Stacy and Matthew blog together at PaleoParents. She’s a working mother and he’s a Stay at Home Dad (SAHD) to their 3 sons (5, 3, and 1yo). Mom and Dad together lost over 190lbs, and are still losing, adapting a Paleo lifestyle a little over a year ago. They write about being parents, being paleo and being paleo parents in the face of typical struggles and successes of making Paleo affordable and accessible for the entire family.

  • William Miles La Mont

    Grayson was entirely breast-fed but still spit up, needs to be burped, got major facial rashes (though due to a cow-milk allergy, therefore Mama can’t have dairy) and is a restless sleeper, needing to be swaddled at 5 months old still. While I confess I am the ‘breast is best’ authoritarian in the house (I threatened to buy a goat and milk it daily over letting him consume any formula!) I’d hesitate to attribute all of those great results you’re having solely to breast-feeding.

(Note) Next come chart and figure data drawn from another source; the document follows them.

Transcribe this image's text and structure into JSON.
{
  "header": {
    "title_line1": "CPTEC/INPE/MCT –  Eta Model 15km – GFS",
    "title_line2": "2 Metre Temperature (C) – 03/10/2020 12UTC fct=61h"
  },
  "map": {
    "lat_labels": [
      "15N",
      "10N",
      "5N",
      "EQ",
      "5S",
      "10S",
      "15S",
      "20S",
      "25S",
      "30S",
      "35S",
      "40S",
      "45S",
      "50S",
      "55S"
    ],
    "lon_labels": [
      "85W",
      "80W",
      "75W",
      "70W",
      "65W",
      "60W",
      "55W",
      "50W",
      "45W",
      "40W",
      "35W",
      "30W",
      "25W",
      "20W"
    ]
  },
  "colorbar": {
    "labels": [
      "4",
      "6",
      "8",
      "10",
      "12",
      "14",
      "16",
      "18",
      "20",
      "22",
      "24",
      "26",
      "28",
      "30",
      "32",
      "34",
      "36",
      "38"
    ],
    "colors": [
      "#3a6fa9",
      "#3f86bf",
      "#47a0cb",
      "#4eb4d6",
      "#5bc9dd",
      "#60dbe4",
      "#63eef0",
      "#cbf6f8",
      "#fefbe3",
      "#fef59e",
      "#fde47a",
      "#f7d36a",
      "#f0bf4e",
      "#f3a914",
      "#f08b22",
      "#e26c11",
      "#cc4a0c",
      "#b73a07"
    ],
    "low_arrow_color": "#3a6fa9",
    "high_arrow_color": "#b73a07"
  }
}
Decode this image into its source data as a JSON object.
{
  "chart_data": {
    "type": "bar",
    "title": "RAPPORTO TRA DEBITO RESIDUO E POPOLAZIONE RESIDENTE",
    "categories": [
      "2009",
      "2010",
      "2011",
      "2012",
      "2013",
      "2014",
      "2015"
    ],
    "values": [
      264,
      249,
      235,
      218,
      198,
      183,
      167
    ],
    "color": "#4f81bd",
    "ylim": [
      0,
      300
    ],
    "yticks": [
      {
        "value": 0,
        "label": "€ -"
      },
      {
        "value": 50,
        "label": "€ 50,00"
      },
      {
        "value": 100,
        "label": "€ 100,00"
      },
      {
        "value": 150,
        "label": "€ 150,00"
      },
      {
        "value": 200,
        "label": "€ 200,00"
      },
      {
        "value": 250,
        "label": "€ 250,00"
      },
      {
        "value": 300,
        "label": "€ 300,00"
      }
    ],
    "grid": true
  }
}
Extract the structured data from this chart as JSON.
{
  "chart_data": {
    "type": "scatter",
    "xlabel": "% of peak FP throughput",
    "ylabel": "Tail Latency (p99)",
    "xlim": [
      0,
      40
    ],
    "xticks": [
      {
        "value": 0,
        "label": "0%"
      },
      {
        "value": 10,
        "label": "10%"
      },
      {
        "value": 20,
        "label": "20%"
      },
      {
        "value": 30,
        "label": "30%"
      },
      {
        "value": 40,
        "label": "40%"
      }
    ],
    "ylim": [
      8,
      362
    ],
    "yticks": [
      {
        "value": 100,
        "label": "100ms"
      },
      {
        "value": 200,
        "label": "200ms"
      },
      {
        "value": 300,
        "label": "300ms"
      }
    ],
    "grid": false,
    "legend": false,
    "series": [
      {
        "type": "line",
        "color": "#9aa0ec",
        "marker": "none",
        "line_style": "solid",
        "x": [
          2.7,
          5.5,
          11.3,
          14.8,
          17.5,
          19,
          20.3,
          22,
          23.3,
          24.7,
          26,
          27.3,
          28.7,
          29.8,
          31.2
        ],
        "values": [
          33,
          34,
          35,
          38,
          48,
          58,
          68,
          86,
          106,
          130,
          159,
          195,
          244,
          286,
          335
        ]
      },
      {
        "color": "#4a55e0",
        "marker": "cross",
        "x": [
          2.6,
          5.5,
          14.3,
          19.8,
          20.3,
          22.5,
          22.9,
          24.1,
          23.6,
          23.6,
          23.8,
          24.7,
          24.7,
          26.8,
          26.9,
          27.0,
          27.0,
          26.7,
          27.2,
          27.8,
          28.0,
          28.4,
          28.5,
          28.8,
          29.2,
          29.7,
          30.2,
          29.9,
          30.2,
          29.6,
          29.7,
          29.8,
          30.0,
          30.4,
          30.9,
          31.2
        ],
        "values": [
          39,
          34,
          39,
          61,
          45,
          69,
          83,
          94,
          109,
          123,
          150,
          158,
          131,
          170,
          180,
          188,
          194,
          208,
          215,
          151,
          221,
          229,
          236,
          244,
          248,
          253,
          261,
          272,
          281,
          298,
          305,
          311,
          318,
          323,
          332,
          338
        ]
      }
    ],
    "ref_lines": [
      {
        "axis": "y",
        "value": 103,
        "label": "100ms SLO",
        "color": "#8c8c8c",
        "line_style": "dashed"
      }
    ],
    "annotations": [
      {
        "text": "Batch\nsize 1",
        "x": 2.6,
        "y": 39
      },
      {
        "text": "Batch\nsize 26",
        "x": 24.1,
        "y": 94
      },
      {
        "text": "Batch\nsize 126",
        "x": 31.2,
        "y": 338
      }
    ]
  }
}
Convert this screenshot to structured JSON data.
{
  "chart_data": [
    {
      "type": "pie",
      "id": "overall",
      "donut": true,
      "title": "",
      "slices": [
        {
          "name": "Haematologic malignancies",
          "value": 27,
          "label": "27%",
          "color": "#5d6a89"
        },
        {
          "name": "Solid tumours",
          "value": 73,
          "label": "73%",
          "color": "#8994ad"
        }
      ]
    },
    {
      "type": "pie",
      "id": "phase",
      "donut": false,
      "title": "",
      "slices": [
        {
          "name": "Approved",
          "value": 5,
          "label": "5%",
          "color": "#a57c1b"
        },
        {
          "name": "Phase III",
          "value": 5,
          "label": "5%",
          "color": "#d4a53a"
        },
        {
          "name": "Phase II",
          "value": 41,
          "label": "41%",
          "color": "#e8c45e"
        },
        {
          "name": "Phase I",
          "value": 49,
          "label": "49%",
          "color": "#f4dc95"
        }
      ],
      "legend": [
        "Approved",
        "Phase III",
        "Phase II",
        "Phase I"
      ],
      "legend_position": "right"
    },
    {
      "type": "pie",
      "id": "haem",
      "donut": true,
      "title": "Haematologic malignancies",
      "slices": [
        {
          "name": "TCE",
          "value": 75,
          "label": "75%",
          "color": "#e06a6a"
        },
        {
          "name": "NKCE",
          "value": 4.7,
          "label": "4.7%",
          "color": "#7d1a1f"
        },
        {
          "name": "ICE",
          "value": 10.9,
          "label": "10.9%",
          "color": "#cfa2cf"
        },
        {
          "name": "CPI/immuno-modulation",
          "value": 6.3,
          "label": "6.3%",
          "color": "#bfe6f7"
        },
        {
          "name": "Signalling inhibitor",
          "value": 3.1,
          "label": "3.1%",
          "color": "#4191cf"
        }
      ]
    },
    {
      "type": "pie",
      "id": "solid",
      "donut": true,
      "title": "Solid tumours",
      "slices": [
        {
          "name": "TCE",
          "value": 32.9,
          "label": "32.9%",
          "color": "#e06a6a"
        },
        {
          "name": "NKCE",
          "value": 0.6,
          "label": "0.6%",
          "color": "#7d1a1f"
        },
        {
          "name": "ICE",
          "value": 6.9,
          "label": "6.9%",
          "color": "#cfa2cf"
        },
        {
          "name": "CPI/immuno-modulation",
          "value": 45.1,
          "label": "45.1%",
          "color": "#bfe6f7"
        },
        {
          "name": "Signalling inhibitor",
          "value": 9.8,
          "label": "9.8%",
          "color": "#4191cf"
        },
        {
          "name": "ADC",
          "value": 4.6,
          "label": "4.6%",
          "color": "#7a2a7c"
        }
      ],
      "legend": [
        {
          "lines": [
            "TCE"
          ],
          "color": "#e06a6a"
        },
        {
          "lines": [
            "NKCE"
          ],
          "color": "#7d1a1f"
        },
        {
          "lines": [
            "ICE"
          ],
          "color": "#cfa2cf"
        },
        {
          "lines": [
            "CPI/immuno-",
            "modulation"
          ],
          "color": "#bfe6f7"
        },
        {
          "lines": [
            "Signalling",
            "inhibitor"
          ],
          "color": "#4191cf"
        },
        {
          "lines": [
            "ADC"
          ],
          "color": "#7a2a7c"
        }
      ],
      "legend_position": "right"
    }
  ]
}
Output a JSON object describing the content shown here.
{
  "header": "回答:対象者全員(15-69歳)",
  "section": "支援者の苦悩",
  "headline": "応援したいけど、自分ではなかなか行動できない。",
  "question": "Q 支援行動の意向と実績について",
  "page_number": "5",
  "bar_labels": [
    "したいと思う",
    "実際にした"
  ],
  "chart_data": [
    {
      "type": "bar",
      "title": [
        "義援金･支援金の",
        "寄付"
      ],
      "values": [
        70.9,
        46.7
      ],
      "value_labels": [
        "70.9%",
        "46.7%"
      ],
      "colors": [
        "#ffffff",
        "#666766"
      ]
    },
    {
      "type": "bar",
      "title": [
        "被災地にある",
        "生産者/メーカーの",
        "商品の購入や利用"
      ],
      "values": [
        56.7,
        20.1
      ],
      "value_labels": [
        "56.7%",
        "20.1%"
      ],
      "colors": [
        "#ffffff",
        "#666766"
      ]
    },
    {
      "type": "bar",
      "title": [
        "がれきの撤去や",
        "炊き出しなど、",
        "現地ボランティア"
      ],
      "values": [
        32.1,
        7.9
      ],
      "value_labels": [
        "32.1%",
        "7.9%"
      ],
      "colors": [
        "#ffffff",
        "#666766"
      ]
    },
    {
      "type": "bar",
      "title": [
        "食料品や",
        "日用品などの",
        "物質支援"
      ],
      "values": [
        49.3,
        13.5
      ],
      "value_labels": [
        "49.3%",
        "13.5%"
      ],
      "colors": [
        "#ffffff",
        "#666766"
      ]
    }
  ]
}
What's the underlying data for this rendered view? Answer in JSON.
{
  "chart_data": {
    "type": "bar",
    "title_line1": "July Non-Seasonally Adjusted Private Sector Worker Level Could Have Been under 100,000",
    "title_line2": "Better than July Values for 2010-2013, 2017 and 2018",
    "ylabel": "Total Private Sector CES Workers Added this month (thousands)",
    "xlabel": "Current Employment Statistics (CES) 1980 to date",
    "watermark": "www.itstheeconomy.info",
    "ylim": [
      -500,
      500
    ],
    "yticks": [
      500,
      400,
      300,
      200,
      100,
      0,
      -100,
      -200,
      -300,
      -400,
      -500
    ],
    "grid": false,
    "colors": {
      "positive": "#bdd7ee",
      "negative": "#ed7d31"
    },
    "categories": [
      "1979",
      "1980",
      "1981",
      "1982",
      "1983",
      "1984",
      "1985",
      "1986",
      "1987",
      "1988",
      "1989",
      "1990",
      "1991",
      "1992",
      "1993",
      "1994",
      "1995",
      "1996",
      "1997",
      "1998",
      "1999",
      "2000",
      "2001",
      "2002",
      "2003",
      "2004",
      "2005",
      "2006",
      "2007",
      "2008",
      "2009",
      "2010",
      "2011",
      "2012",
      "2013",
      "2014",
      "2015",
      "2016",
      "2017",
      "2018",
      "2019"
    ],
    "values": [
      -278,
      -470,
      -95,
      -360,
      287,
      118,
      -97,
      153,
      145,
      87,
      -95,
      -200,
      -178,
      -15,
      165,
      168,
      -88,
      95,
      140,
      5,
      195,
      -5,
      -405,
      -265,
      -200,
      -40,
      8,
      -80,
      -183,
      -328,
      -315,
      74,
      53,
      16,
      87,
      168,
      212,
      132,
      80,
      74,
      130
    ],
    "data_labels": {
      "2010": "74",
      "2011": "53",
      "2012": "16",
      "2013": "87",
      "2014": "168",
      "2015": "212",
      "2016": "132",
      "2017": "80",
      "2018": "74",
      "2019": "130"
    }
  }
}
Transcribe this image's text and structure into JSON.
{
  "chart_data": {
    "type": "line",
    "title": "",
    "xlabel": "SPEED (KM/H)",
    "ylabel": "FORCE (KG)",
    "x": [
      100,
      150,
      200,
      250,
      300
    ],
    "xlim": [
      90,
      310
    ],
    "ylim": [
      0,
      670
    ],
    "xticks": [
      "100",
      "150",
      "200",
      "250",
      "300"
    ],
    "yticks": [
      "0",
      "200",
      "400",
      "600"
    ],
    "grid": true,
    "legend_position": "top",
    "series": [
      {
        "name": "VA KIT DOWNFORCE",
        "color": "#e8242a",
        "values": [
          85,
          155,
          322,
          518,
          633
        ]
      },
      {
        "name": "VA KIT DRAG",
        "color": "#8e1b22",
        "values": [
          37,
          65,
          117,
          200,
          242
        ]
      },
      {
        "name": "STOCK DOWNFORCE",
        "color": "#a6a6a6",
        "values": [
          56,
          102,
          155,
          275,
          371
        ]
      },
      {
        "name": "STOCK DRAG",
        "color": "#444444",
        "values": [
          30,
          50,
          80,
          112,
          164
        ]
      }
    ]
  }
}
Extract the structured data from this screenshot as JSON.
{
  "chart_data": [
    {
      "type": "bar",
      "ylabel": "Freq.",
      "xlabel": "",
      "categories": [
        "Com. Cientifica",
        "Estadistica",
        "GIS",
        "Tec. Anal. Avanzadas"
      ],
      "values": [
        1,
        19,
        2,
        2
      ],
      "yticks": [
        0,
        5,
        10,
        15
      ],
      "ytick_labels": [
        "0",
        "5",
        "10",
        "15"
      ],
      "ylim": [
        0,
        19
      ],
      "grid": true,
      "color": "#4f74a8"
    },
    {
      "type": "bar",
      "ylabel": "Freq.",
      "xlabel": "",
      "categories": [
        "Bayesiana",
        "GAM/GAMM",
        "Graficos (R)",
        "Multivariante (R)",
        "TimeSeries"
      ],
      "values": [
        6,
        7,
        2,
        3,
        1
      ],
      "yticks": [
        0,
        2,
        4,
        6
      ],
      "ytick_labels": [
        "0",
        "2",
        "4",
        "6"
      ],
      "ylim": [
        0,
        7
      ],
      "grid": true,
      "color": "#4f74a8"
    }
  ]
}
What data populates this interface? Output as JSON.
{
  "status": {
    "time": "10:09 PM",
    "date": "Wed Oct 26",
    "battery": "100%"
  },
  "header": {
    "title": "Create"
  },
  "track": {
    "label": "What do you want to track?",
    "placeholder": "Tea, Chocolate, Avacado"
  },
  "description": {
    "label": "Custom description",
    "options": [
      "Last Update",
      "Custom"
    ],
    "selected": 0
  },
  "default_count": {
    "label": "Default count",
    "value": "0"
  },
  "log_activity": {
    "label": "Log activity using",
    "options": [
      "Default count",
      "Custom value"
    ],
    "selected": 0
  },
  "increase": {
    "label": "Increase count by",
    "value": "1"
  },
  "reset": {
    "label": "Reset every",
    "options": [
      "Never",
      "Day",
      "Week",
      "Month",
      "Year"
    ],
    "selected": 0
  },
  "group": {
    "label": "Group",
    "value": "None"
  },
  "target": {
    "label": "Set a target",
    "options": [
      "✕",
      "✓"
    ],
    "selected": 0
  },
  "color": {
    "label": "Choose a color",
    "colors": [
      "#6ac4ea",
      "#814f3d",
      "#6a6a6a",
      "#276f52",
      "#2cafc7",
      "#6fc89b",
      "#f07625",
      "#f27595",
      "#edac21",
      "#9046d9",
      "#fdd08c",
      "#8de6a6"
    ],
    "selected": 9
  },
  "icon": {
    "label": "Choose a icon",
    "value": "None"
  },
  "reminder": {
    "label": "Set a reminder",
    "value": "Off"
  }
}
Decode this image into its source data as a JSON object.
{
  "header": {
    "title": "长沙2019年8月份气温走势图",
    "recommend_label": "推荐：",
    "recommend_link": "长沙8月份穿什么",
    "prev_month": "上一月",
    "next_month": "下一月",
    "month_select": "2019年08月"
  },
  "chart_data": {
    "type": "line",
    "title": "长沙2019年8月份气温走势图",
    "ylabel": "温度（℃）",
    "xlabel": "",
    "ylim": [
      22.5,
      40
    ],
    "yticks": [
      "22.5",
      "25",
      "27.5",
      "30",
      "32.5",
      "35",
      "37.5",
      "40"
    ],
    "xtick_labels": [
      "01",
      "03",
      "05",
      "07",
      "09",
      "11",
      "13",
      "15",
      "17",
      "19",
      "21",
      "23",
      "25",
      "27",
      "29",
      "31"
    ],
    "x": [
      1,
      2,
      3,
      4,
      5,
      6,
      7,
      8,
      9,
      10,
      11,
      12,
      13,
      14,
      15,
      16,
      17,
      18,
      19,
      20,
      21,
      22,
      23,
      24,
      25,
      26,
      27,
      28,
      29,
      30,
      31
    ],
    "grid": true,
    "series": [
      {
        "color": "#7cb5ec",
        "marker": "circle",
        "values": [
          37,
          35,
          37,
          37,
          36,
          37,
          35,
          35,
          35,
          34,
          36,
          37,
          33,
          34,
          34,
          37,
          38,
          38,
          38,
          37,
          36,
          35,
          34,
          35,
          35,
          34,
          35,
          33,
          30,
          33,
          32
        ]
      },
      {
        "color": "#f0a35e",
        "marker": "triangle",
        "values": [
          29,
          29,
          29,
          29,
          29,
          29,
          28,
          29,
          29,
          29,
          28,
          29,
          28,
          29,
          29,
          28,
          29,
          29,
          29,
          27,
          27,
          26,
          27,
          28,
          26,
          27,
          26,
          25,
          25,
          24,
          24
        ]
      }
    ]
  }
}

    • http://www.humansarenotbroken.com/ Angelo Coppola

      Yes, my youngest daughter (of 4) was born about 3 months early. In the NICU, I had to fight the hospital a bit in order to ensure that my daughter only received mom’s milk + breast milk from a milk bank. Regular readers / listeners will know I’m talking about Lucy. When we brought her home, we continued to feed her breast milk (from friends). We weaned her with a 90/10, breast/WAPF-formula mixture (http://www.westonaprice.org/childrens-health/recipes-for-homemade-baby-formula – raw-milk variant). Over the course of several months she eventually went to 100% WAPF-formula.

      Although certainly not ideal conditions, Lucy has been amazingly healthy, strong, resilient and she’s super intelligent, too. Those aren’t just a doting dad’s assessments, she has been seen by an army of doctors, including developmental pediatricians and geneticists. She is well ahead of the curve in mobility and language. Her ability to understand words, not just say them, is uncanny. Okay, that last sentence is a doting dad. :)

      Anyway, all of this is to say that yes, breast is best. But, you can breastfeed and still have issues. Just as, if you cannot breastfeed, there are some alternatives that are better than others.

  • misterworms

    Part of me wants to have a second kid just to see what a difference a paleo-ish diet + breast feeding would make vs. just breast feeding alone. I nursed our daughter for 3.5 years but for half of that time ate the SHAD (a.k.a. Standard Healthy American Diet). I think our only saving grace was a lack of fat-phobia, ha. We did all the other hippy-dippy stuff you hear about as well… we have a pet, we’re not overly clean and don’t “sanitize” things in our home/don’t go crazy with soap, birthed med free the old-fashioned way, etc.

    We dealt with eczema, cow’s milk protein intolerance (that took me 9 mos. to figure out, oops!) and I believe that contributed greatly to her poor sleep and needing to be held a lot. It was extremely difficult to deal with and it’s been a long recovery from the sleep deprivation. She also has several food allergies. I have a hunch that some of that could have been avoided.

    The observation about growth is interesting. At 9+ lb and 22in at birth, our daughter stayed at the tippy-top of the growth charts up until her second birthday when she leveled off into 50-60% territory. That’s about when we cut out most grains and sugars. I used to think tall = good but recently read that taller kids tend to be fatter. Hmm.